Las autoridades anunciaron ayer a los residentes que podrían volver a sus casas a partir de mañana. En las calles, los profesionales de la limpieza, con rastrillos y escobas, intentan borrar la huella del huracán “Gustav”.
La mayoría regresará a partir de mañana
Los desagües y alcantarillas han empezado a aliviar la presión que estaba ejerciendo el agua, empujada por “Gustav” contra los diques que se construyeron tras la embestida del “Katrina” en 2005. Éste era el mayor peligro de un huracán que llegó sólo con la categoría 2 cuando se esperaba que alcanzase la 4.
“Fue precisamente la destrucción de los diques lo que hizo que Nueva Orleáns viera cómo se hundían sus calles bajo el agua del océano y no, directamente, las fuertes corrientes del “Katrina“”, aclara un experto a Diario Exterior.
Los diques de Nueva Orleáns sufrieron daños menores, pero no se rompieron. El agua fluyó por encima de los muros de contención y salió a chorros a través de grietas y agujeros, provocando que varios centímetros se acumularan en las calles de los alrededores. “Parece que los diques, las paredes de contención, han mantenido su integridad estructural”, dijo el gobernador de Luisiana Bobby Jindal.
Los precios del petróleo han ido reduciéndose conforme “Gustav” demostraba que su fuerza no sería suficiente para derribar o provocar grietas en las plataformas petrolíferas y de gas del Golfo de México. El “oro negro” cuesta, en estos momentos, lo mismo que hace cinco meses.

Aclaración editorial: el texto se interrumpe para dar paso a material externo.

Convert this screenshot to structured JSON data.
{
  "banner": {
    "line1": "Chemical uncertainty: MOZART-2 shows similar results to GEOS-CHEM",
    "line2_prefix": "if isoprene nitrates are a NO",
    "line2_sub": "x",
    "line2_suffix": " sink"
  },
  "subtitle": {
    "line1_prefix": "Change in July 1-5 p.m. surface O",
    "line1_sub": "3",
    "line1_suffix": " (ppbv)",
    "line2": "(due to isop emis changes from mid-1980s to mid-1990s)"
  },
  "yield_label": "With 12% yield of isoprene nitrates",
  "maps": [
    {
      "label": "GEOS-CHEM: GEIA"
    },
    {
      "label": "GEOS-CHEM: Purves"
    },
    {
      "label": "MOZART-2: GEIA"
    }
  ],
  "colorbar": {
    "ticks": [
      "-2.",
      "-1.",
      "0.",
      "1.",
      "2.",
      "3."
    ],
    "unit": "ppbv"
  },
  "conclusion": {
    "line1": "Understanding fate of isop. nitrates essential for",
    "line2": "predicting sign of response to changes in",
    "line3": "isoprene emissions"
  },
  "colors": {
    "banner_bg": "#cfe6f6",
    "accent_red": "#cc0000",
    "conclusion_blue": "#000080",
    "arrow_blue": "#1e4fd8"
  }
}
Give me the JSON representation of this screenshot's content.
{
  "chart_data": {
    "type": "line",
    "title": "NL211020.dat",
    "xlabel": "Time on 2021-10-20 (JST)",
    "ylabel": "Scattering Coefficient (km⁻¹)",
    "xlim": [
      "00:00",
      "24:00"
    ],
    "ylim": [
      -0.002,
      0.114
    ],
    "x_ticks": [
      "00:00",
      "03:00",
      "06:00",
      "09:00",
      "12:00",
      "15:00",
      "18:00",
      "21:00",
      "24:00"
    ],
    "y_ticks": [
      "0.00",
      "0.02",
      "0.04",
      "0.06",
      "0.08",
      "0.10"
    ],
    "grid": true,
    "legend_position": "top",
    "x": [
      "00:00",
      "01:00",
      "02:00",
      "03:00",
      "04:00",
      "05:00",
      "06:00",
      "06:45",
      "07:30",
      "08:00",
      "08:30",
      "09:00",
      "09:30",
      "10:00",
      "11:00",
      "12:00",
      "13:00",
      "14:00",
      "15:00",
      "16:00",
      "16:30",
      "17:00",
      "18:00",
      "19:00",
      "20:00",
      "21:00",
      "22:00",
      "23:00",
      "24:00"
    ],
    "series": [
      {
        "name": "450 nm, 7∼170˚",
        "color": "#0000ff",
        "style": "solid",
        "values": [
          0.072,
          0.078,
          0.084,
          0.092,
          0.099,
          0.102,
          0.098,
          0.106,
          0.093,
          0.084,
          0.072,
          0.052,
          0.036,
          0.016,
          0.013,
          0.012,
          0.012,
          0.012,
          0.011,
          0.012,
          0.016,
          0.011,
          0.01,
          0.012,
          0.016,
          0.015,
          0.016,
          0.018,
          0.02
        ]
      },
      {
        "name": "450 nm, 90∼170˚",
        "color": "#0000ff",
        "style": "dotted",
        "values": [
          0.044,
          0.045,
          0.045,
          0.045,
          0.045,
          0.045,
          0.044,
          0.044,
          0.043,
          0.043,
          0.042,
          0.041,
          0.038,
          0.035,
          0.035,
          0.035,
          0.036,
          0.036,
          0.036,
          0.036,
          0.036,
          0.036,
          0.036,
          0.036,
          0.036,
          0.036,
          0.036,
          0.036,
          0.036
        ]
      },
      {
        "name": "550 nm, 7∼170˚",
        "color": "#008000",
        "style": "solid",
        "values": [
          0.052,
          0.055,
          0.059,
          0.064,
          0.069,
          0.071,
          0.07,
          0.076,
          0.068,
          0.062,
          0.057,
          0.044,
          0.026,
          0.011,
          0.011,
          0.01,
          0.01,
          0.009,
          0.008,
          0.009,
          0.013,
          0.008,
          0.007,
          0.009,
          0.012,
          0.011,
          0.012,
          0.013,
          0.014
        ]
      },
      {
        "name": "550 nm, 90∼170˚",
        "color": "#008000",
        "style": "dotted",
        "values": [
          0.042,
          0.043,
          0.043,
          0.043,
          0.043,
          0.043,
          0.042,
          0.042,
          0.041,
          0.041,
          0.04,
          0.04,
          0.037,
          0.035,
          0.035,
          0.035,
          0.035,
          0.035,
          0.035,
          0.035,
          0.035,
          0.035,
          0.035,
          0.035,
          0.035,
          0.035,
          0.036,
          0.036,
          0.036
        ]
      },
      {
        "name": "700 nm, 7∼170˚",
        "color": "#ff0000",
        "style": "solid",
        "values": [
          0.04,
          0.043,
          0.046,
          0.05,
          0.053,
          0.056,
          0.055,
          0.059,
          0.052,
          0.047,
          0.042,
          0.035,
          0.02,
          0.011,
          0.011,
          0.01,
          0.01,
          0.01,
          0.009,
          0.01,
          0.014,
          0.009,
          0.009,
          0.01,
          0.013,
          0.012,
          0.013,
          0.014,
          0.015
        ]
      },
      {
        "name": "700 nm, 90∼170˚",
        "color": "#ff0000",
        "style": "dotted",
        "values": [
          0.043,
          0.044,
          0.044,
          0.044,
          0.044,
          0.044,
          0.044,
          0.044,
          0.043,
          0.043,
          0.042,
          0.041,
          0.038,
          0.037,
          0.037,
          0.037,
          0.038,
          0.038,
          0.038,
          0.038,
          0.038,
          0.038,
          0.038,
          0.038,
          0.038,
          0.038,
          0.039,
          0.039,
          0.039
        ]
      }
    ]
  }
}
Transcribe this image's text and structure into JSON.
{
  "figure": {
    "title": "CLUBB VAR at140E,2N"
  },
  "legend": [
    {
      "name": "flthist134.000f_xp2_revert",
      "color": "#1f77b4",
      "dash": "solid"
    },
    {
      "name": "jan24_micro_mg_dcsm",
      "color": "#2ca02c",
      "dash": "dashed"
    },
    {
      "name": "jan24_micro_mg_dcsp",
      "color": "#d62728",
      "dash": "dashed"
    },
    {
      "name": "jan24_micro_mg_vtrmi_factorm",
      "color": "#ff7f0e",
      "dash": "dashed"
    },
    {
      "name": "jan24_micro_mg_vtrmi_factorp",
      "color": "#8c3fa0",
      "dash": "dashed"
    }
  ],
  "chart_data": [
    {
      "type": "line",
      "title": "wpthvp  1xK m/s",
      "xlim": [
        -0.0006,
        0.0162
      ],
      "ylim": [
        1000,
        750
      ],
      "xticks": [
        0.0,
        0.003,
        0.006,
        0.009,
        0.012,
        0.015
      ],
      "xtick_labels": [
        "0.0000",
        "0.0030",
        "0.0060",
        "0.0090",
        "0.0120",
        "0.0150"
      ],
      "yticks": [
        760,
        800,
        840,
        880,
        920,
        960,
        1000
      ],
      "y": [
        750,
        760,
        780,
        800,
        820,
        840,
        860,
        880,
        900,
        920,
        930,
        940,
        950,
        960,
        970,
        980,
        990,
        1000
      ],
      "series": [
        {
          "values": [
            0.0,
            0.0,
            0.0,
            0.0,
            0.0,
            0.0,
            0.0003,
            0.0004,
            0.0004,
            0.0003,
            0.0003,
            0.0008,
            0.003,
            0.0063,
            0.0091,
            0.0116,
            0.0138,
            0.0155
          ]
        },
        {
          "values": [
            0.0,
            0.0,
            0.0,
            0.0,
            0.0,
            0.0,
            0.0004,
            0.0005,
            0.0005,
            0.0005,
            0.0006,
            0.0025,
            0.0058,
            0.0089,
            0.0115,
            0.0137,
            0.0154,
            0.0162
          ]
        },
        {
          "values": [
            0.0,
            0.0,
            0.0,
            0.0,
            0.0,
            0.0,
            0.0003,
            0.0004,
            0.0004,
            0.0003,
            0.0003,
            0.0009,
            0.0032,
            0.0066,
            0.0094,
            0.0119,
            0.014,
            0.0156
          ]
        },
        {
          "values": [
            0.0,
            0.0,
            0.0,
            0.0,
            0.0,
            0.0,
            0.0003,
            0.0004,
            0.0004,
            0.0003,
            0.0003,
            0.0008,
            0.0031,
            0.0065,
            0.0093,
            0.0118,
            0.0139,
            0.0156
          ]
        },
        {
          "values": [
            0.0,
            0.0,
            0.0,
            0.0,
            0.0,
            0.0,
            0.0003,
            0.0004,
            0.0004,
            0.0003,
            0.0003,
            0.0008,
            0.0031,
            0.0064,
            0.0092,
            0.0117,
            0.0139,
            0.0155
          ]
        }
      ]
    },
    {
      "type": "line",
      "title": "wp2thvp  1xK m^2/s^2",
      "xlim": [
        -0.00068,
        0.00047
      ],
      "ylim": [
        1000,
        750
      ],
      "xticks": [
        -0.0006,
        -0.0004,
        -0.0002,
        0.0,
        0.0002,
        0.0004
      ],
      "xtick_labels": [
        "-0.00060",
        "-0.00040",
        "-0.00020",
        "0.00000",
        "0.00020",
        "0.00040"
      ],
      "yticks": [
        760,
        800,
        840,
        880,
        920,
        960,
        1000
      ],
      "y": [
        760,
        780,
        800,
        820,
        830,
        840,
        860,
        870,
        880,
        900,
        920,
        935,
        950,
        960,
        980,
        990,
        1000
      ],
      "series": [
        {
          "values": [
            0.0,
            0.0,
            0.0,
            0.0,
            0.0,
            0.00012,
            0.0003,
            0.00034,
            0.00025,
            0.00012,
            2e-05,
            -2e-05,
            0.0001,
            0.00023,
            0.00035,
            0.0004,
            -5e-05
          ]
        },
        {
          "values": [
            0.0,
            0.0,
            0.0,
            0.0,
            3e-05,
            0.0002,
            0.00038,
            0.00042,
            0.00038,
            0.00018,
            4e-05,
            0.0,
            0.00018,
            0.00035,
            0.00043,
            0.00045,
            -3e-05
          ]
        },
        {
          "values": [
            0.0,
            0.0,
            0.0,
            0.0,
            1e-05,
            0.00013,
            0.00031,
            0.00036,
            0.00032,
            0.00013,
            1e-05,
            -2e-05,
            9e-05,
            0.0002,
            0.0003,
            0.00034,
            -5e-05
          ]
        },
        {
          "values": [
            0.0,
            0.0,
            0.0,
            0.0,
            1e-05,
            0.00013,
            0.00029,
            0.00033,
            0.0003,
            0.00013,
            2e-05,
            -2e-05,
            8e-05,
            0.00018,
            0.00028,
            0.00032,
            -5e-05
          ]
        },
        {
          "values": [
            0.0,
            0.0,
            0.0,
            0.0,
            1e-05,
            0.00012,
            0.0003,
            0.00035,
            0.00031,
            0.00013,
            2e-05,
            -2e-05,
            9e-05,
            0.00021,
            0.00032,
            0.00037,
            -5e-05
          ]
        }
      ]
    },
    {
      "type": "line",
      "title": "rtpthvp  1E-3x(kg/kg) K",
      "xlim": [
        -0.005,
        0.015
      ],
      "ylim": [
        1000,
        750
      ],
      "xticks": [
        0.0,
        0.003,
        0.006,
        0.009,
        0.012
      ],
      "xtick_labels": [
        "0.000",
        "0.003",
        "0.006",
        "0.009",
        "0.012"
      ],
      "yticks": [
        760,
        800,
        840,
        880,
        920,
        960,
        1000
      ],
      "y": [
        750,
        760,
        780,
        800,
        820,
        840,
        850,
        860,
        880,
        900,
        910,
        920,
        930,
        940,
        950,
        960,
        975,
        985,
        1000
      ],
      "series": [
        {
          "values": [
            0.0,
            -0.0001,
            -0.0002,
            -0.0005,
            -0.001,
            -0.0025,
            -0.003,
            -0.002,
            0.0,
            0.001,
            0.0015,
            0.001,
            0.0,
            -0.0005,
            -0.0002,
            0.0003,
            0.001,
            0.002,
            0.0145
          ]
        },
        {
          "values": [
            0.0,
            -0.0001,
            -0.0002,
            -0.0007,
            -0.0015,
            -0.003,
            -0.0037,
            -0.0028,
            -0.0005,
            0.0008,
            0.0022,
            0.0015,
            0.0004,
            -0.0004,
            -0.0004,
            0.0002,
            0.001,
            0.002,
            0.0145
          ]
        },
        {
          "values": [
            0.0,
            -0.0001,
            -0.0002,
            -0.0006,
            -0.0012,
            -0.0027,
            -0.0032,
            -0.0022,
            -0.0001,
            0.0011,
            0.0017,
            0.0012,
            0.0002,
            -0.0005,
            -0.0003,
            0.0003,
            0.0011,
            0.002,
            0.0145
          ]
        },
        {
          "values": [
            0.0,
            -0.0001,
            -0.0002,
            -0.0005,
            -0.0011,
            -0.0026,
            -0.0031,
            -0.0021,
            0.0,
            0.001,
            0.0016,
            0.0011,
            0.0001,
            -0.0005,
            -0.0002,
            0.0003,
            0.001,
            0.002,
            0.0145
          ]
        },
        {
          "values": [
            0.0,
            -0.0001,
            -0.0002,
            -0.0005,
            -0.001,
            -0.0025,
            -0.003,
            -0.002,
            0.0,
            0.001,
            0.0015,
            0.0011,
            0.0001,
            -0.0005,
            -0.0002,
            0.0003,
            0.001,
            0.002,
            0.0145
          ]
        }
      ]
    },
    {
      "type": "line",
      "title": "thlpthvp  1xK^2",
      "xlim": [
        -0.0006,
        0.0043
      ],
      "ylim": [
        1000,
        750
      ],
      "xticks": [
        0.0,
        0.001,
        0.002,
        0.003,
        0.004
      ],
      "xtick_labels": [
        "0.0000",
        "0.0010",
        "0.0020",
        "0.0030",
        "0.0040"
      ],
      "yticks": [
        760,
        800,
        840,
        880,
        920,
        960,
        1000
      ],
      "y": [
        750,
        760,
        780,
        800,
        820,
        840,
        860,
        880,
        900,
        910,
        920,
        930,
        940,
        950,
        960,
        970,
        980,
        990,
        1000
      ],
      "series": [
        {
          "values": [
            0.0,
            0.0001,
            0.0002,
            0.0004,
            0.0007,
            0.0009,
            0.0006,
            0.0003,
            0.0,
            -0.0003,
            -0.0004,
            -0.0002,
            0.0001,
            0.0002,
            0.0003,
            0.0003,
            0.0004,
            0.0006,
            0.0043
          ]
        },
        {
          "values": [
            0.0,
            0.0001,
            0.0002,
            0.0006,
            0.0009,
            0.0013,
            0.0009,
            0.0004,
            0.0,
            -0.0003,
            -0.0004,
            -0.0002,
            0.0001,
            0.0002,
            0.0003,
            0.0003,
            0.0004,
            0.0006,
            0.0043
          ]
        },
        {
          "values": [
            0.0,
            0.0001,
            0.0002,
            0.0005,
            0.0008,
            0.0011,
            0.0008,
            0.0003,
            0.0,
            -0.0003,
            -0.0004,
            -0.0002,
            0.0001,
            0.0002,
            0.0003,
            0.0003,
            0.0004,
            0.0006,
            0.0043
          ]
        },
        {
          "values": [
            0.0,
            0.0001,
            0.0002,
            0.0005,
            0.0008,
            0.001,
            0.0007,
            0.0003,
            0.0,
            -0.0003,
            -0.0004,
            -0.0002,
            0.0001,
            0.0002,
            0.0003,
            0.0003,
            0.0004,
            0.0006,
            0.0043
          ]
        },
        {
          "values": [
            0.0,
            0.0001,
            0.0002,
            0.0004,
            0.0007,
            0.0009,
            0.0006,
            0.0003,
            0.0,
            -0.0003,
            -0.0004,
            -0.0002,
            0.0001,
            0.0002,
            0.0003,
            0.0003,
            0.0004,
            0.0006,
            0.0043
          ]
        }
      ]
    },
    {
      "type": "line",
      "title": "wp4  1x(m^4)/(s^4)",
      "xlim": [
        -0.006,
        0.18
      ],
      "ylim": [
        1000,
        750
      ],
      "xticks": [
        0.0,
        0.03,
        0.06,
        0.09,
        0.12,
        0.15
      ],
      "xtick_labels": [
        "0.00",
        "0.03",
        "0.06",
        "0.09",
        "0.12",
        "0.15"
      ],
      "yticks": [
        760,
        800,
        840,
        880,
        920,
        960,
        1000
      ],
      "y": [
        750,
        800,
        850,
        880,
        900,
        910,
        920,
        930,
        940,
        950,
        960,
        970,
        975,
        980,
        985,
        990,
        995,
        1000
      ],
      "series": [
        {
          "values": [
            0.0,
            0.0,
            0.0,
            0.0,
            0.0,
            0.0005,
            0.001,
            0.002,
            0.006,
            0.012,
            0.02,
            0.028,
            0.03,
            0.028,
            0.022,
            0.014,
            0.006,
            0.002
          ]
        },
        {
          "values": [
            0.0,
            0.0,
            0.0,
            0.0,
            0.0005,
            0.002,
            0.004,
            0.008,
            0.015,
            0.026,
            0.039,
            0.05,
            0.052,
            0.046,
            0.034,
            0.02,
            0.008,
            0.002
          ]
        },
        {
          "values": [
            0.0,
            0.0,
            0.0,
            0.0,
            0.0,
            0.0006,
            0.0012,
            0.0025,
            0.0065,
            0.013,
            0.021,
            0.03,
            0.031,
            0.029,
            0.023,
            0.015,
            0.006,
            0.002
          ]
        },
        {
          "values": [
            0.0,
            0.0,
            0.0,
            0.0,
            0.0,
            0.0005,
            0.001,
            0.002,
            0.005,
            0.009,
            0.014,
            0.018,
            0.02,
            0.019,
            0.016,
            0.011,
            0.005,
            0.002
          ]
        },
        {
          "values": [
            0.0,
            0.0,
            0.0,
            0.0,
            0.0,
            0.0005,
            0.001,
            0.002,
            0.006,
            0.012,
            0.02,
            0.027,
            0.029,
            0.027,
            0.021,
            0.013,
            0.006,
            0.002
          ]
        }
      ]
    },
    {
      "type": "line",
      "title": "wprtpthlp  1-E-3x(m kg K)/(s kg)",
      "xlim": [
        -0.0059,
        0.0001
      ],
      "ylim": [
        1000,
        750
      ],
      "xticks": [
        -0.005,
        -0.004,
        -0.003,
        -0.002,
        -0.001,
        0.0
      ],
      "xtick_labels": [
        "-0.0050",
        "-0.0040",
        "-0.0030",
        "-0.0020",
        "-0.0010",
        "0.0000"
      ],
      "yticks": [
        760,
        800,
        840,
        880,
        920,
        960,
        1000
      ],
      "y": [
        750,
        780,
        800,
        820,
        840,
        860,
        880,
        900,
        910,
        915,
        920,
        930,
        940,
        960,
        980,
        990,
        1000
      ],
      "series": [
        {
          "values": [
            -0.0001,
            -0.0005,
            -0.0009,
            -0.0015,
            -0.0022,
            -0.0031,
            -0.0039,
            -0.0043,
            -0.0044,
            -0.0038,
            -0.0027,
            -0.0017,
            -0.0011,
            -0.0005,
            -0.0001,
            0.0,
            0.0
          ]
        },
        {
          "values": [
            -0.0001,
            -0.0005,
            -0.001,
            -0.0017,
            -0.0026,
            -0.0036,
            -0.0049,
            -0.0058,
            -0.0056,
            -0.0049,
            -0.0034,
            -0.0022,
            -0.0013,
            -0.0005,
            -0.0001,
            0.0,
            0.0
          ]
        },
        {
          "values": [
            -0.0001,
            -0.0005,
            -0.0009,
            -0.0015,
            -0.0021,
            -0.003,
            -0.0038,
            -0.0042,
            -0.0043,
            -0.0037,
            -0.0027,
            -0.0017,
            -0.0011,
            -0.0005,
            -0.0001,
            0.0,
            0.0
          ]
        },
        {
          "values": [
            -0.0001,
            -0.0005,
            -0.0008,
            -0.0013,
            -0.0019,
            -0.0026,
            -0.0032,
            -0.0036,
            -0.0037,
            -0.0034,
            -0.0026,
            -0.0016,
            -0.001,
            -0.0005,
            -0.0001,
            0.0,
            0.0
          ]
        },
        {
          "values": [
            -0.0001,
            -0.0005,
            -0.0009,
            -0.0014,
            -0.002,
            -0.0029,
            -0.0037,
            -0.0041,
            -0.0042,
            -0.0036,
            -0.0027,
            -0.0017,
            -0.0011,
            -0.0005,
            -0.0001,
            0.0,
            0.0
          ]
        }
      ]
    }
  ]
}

A pesar de que los vecinos han empezado a regresa, las autoridades no recomiendan hacerlo hasta el jueves. En estos momentos, muchas casas no tienen electricidad y el personal de los hospitales parece demasiado reducido para atender a la población habitual de Nueva Orleáns.
El orden público ha podido mantenerse con el toque de queda que impuso el alcalde al atardecer y la advertencia de que cualquier sospechoso del robo de una vivienda sería arrestado y encarcelado sin cargos durante un período máximo de siete días. Las fuerzas de seguridad sólo han detenido a dos personas después de que la evacuación comenzase.
Las labores de limpieza y rehabilitación de la ciudad son sobre todo una labor de los hispanos que viven en la región y, por eso, los vecinos han empezado a llamarles “ángeles hispanos” y se consideran en deuda con quien les está proporcionando lo que necesitan para volver por carretera a sus casas y resolver los desperfectos graves de sus viviendas.
Las cifras demuestran que “Gustav” en contra de muchas previsiones no ha sido un nuevo “Katrina”. Han muerto 2 personas frente a las 1.000 que fallecieron en 2005 y lo único que se ha inundado en la ciudad han sido los garajes y algunos comercios y pisos a pié de calle, mientras que hace tres años hubo que alojar barrios enteros y devastados por el huracán en cientos de casas provisionales y móviles.